Mobilität und Umwelt

Integration von Mitnahmefahrten und Gelegenheitsverkehren in öffentliche Verkehrsangebote

Anwendungsszenarien zur multimodalen Mobilität am Beispiel des Odenwaldkreises

Die ivm GmbH (Integriertes Verkehrs- und Mobilitätsmanagement Region Frankfurt RheinMain) verfolgt als regionale Gesellschaft u.a. das Ziel der Sicherstellung einer nachhaltigen Mobilität im ländlichen Raum, insbesondere vor dem Hintergrund des demografischen Wandels. Hierzu gehört insbesondere die Schaffung eines attraktiven und flexiblen Mobilitätsangebotes unter besserer Ausnutzung und intelligenten Vernetzung bestehender Mobilitätsressourcen.

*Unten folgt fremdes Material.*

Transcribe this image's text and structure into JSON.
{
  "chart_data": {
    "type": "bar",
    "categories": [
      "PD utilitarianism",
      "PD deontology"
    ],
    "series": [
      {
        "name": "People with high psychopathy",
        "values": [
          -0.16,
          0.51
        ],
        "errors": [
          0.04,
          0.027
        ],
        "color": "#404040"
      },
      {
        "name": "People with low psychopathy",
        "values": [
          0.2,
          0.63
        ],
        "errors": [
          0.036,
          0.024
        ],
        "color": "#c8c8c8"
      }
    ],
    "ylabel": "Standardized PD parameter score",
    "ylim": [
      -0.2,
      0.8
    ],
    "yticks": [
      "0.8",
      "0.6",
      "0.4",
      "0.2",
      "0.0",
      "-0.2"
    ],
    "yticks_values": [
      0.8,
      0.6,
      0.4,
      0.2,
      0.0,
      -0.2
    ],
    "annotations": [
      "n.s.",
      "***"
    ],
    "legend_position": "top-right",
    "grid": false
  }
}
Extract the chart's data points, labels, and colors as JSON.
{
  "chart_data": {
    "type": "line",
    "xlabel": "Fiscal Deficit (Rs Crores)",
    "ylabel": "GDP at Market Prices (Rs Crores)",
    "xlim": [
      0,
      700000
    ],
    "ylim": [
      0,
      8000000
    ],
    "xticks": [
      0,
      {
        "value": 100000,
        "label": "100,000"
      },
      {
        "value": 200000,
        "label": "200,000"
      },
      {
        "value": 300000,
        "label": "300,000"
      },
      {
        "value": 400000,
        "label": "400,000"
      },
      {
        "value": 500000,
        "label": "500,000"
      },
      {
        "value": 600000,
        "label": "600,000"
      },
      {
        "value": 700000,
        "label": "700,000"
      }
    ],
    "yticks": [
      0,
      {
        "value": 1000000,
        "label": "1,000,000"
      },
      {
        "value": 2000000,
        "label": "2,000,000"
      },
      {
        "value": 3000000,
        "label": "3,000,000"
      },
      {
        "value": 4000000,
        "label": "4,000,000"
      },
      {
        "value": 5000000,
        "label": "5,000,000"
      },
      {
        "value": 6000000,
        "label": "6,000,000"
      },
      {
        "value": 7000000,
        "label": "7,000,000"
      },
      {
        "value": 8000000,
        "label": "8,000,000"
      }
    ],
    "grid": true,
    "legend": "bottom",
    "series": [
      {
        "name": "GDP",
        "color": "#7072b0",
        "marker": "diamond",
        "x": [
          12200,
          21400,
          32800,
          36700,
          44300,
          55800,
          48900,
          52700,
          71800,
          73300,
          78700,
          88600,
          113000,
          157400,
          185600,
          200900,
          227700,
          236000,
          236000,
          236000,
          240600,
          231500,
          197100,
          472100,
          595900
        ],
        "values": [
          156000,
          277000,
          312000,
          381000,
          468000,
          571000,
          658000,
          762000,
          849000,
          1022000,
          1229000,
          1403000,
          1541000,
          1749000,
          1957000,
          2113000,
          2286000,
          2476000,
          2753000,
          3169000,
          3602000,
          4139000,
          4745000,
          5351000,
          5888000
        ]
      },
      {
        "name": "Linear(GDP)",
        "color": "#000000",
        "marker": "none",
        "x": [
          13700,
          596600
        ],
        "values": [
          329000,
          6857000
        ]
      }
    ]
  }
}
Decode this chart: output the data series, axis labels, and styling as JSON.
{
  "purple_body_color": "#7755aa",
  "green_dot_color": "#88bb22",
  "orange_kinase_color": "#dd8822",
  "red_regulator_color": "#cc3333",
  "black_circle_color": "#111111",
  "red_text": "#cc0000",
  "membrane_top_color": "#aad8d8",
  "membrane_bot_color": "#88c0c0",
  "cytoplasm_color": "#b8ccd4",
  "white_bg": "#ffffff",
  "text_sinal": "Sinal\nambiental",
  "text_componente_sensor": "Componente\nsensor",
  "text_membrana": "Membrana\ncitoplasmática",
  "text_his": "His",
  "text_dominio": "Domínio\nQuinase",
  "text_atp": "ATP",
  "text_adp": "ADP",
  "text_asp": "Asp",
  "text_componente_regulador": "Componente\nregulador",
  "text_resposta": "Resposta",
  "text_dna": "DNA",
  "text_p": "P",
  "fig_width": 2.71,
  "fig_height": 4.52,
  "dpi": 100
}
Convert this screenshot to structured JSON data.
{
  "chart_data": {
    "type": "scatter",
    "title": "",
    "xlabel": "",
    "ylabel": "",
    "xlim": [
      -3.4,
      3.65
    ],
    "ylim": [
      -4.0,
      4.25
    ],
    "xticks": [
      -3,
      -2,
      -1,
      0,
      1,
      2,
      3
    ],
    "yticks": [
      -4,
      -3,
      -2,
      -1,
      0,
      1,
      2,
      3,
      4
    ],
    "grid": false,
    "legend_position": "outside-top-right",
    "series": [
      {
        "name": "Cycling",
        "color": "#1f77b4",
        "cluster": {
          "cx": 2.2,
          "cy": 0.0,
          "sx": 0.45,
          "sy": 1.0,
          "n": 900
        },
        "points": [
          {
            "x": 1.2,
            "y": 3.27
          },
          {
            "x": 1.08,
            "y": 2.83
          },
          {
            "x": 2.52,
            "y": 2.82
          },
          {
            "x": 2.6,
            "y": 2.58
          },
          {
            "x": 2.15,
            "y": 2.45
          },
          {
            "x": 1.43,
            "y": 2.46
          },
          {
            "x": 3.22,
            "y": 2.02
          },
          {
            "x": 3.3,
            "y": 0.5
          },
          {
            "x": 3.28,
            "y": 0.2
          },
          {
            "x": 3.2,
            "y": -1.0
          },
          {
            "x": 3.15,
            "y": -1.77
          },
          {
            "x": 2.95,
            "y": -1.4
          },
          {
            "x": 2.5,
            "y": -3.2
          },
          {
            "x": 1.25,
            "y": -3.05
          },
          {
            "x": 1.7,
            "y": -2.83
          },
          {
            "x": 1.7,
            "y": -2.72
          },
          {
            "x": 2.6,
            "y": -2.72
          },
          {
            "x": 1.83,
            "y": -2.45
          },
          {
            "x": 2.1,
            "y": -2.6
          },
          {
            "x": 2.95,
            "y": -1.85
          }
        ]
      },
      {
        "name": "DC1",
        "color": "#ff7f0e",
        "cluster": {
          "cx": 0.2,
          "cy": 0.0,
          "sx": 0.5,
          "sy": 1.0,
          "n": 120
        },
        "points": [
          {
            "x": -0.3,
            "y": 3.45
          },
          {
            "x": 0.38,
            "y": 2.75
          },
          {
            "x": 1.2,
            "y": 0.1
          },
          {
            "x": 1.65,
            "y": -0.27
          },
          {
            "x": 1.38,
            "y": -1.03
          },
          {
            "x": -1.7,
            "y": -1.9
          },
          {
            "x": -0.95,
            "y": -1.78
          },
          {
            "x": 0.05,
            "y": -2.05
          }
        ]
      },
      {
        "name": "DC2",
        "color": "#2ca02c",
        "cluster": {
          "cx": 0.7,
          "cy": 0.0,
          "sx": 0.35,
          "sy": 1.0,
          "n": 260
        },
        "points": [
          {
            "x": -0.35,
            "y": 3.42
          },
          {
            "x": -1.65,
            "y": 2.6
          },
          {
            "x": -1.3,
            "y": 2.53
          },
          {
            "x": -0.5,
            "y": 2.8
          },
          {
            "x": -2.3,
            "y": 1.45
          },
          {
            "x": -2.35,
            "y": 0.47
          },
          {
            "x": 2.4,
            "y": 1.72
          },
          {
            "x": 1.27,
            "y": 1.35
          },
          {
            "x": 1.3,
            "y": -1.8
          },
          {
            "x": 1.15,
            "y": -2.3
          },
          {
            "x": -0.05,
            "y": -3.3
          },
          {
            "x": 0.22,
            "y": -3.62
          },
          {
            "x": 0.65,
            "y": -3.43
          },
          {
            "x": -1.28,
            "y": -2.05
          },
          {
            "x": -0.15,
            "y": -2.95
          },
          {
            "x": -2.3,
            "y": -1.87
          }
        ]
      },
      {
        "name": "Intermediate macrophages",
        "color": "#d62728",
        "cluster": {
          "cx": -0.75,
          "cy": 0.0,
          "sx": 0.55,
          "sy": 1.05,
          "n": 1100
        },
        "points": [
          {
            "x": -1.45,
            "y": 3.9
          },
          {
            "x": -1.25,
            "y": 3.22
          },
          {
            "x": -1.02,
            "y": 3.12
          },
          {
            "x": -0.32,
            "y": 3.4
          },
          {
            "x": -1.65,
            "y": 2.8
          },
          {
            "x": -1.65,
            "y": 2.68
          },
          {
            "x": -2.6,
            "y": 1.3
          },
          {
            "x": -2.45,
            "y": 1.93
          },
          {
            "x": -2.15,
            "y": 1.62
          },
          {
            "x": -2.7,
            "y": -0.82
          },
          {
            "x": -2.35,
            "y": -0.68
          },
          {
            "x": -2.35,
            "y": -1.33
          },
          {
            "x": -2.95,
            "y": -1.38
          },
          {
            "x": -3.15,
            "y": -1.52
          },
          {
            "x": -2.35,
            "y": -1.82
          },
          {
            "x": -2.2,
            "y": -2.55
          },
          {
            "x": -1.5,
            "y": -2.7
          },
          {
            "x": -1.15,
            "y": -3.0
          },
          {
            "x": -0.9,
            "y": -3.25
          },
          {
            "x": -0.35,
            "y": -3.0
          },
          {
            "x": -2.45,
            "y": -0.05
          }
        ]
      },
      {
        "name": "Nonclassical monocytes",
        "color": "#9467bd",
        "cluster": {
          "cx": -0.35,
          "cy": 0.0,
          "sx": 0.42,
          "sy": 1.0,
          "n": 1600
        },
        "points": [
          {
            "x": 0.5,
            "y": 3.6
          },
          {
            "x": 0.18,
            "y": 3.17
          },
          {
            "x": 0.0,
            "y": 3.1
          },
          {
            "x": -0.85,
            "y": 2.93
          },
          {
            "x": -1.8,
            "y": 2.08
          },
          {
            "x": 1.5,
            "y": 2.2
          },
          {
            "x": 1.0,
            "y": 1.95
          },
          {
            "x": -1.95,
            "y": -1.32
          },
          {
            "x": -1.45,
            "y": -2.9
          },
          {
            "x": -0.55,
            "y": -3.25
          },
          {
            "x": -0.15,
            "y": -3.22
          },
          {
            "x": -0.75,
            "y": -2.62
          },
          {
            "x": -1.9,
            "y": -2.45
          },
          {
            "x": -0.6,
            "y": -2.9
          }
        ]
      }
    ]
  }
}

Aufgabe – den Wandel zur intermodalen Mobilität gestalten

Am Beispiel des Odenwaldkreises sollte geklärt werden, unter welchen Bedingungen auf Basis eines bereits bestehenden Mobilitätsystems eines ländlichen Kreises der Aufbau eines integrierten Mobilitätssystems erfolgreich gestaltet werden kann. Dabei ist das gesamte Spektrum des Öffentlichen Verkehrs und des Motorisierten Individualverkehrs auszuschöpfen und unter Berücksichtigung von innovativen und flexiblen Formen des Personenverkehrs, wie z.B. Mitnahmeverkehren, die erfolgreiche Ausgestaltung zu konzipieren.

Das Fraunhofer-Institut für Materialfluss und Logistik (IML), Projektzentrum Prien wurde in diesem Zusammenhang mit der Szenarienaufnahme und –betrachtung zur nachhaltigen Sicherstellung der Mobilität im ländlichen Raum beauftragt.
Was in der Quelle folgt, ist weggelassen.